Mid-Year Exams: Strategies for Striving
Term 2 exam season is nigh! Usually, this is met with grey skies, frigid winds and evenings that greedily subsume their daytime counterpart. However, as I write this article, the sun stubbornly blazes and the sky is a metallic blue. Currently, the weather does not illustrate what is coming up for our students – exam season, a time of rigour and exactitude. Crucially, if students push themselves, it can be a time of intellectual achievement and hard-won personal growth.
Striving
Now is indeed the time for students to be striving in the classroom and at home. The etymology of the word striving is particularly instructive. The word comes from the French estriver, which means to quarrel, dispute and struggle. It came into the lexicon in the Middle Ages, where there was both a (very) slow rise in individualism and a threat to prosperity in the form of cataclysmic events like the Black Plague. One had both more freedom and more existential disputation – key ingredients for striving. In our context of exam preparation, to strive is more than merely trying hard or giving a good effort – it means to give relentless and unyielding effort. There is discomfort in striving; it often requires physical or emotional sacrifice.
How Do I Actually Strive?
What are the strategies to see striving move from aspiration to action?
Establish routines and manage time effectively
Educationalist Greg Ashman espouses that ‘success leads to personal interest.’ Accordingly, he discounts the role that motivation plays in relation to success – in fact, he claims success actually leads to motivation. To succeed in exam preparation, one needs to establish and implement positive routines. An example of this is sitting down to complete Chemistry questions… and actually finishing them! Another example is submitting a Business Management short answer for feedback. Doing the work leads to success, which, in turn, fuels personal interest. So, the best thing our students can do to get motivated is to actually start work.
Having a distinct place of study helps. A desk, a table – the best option you can find. This can be either at home or at school. Also, having a timetable for lining up study sessions is important. However, the hard work really lies in following the timetable, not creating it. Removing distractions is also important. I have been buoyed to hear of parents who take their son’s phones away in order to reduce distraction during study. This is really good practice.

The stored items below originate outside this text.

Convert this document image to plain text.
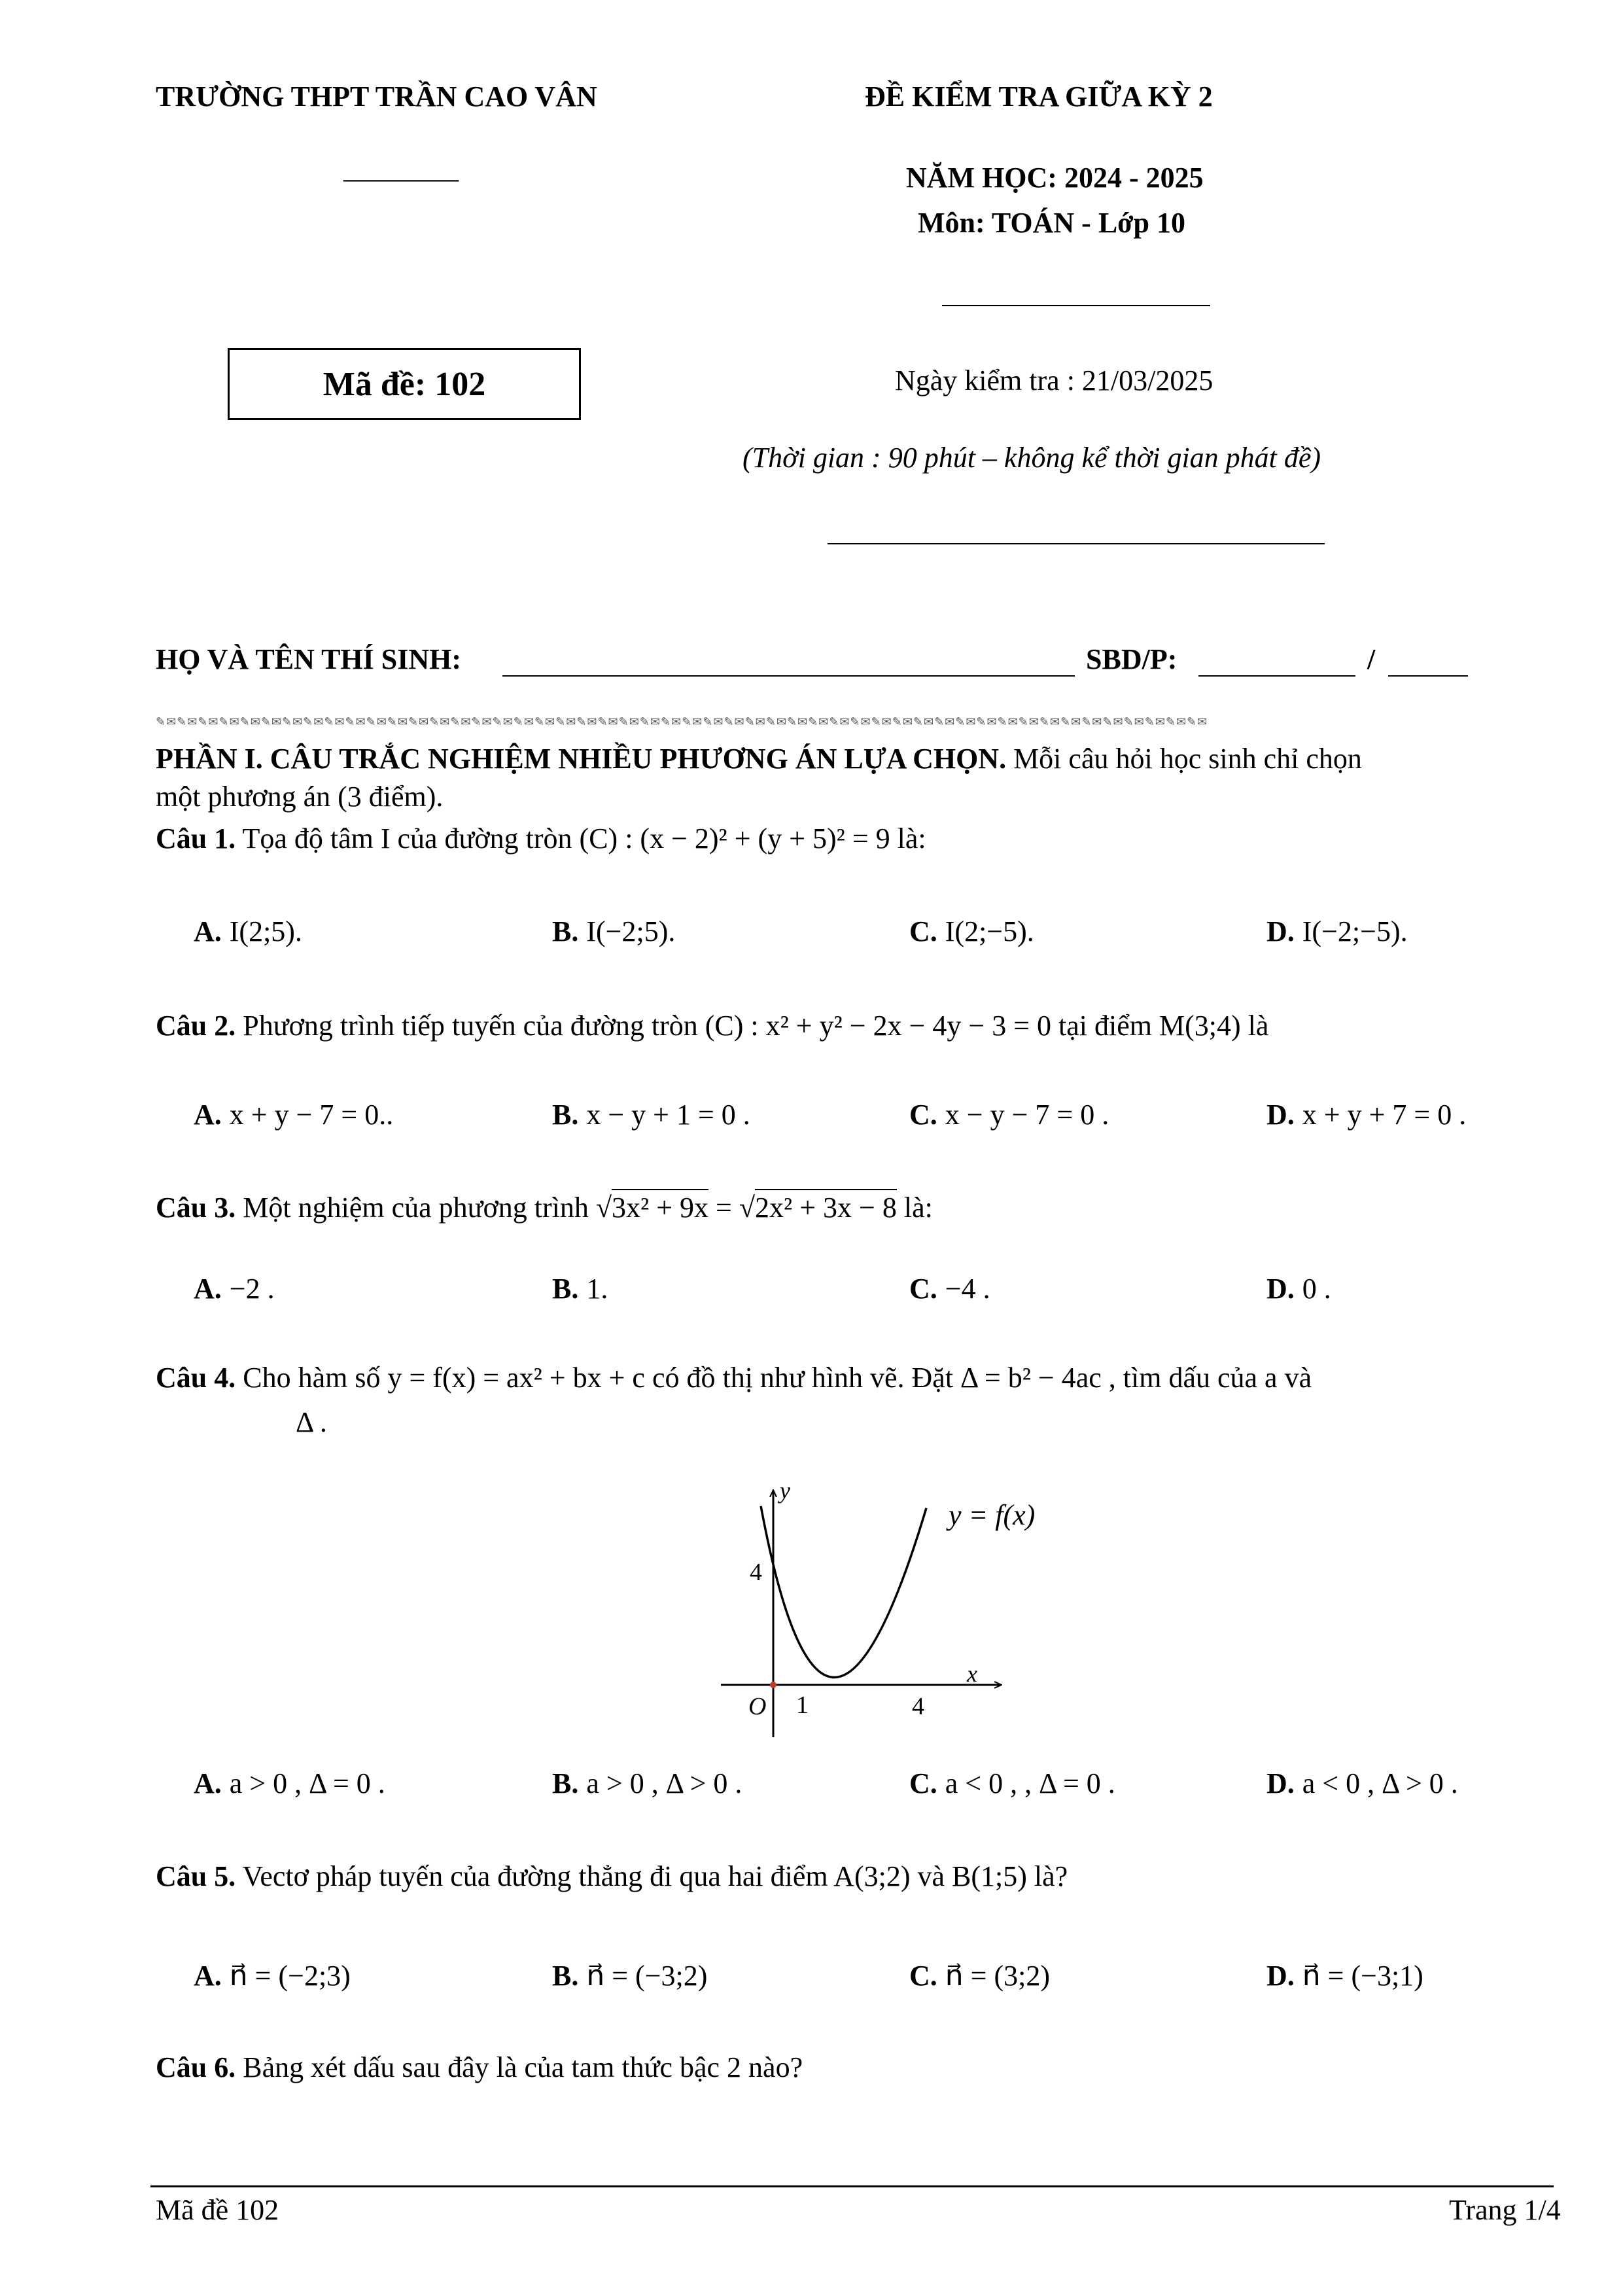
TRƯỜNG THPT TRẦN CAO VÂN
________
ĐỀ KIỂM TRA GIỮA KỲ 2
NĂM HỌC: 2024 - 2025
Môn: TOÁN - Lớp 10
Mã đề: 102	Ngày kiểm tra : 21/03/2025
(Thời gian : 90 phút – không kể thời gian phát đề)
HỌ VÀ TÊN THÍ SINH:	SBD/P:	/
✎✉✎✉✎✉✎✉✎✉✎✉✎✉✎✉✎✉✎✉✎✉✎✉✎✉✎✉✎✉✎✉✎✉✎✉✎✉✎✉✎✉✎✉✎✉✎✉✎✉✎✉✎✉✎✉✎✉✎✉✎✉✎✉✎✉✎✉✎✉✎✉✎✉✎✉✎✉✎✉✎✉✎✉✎✉✎✉✎✉✎✉✎✉✎✉✎✉✎✉
PHẦN I. CÂU TRẮC NGHIỆM NHIỀU PHƯƠNG ÁN LỰA CHỌN. Mỗi câu hỏi học sinh chỉ chọn
một phương án (3 điểm).
Câu 1. Tọa độ tâm I của đường tròn (C) : (x − 2)² + (y + 5)² = 9 là:
A. I(2;5).	B. I(−2;5).	C. I(2;−5).	D. I(−2;−5).
Câu 2. Phương trình tiếp tuyến của đường tròn (C) : x² + y² − 2x − 4y − 3 = 0 tại điểm M(3;4) là
A. x + y − 7 = 0..	B. x − y + 1 = 0 .	C. x − y − 7 = 0 .	D. x + y + 7 = 0 .
Câu 3. Một nghiệm của phương trình √3x² + 9x = √2x² + 3x − 8 là:
A. −2 .	B. 1.	C. −4 .	D. 0 .
Câu 4. Cho hàm số y = f(x) = ax² + bx + c có đồ thị như hình vẽ. Đặt Δ = b² − 4ac , tìm dấu của a và
Δ .
y
x
O
4
1	4
y = f(x)
A. a > 0 , Δ = 0 .	B. a > 0 , Δ > 0 .	C. a < 0 , , Δ = 0 .	D. a < 0 , Δ > 0 .
Câu 5. Vectơ pháp tuyến của đường thẳng đi qua hai điểm A(3;2) và B(1;5) là?
A. n⃗ = (−2;3)	B. n⃗ = (−3;2)	C. n⃗ = (3;2)	D. n⃗ = (−3;1)
Câu 6. Bảng xét dấu sau đây là của tam thức bậc 2 nào?
Mã đề 102	Trang 1/4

Making the most of your time is also critical. The Pomodoro Technique is a proven way of doing this:
- Sit down in a quiet place and remove distractions
- Set a timer for 25 minutes
- Work for 25 minutes on one subject
- Have a five-minute break
- Work for another three 25-minute blocks, with five-minute breaks
- Have a longer break of 30 minutes
The above allows for 100 minutes of targeted study to be done in 120 minutes. This is a really effective use of time.
Establish and implement positive in-class behaviours
Study is a lot more enjoyable if you pay attention in the first place. This is the responsibility of the student, not the teacher. Paying attention in class means being invested in your learning, propelling your own success. Being curious and asking questions, seeking feedback, and purposefully collaborating with others are examples of positive classroom behaviours.
Memory Techniques
Leading educationalist Daniel Willingham asserts that ‘knowledge really matters.’ Broadly, knowledge is foundational to quality thinking. For exam purposes, we need to be able to remember content to succeed. In English, one needs to be able to recall quotes and use them to display insight into themes and characters. In History, it’s relevant dates and the names of key historical figures. Songs and rhymes can help us learn and retain such content. Acronyms and acrostics are also useful.
Retrieval Practice
Reading notes is hugely ineffectual in exam preparation. Admittedly, it feels efficacious, but this is illusory. Why does it feel like a good use of time? Because it is quite easy to do, and our minds will be congratulatory because they don’t really want to work hard (strive). We need to overwrite this with more effective practices. For example, it is much better to build flashcards and use them to check for what you know and don’t know.
Early Preparation
Cramming is disastrous. It is beset with panic and leads to shallow memorisation and fragile skill development. Those who cram invariably unravel in an exam. However, those who prepare early tend to hold up in the fulcrum of battle. Ensure that you are preparing for all exams and not just the next one. Chunk your study so that you are providing challenge to your brain but not putting it into cognitive overload (asking it to remember/understand too much in a short period of time). Identify what you need to know, recall key information, re-learn the things that you don’t know, and ask for help. Completing a trial exam to diagnose what you do and don’t know, and then completing another one to check for growth in knowledge and skills, is very positive practice.
Man in the Arena
Theodore Roosevelt promulgates that the man in the arena is someone ‘who strives valiantly… who spends himself in a worthy cause; who at the best knows the triumph of high achievement… and if he fails, at least he fails while daring greatly.’ For our boys, we encourage them to be (young) men in the (exam) arena: giving huge effort to a pursuit which has such intellectual and personal worth. Further, whether this exam season goes well or could have been better, we look forward to students coming back ready to strive when Term 3 commences.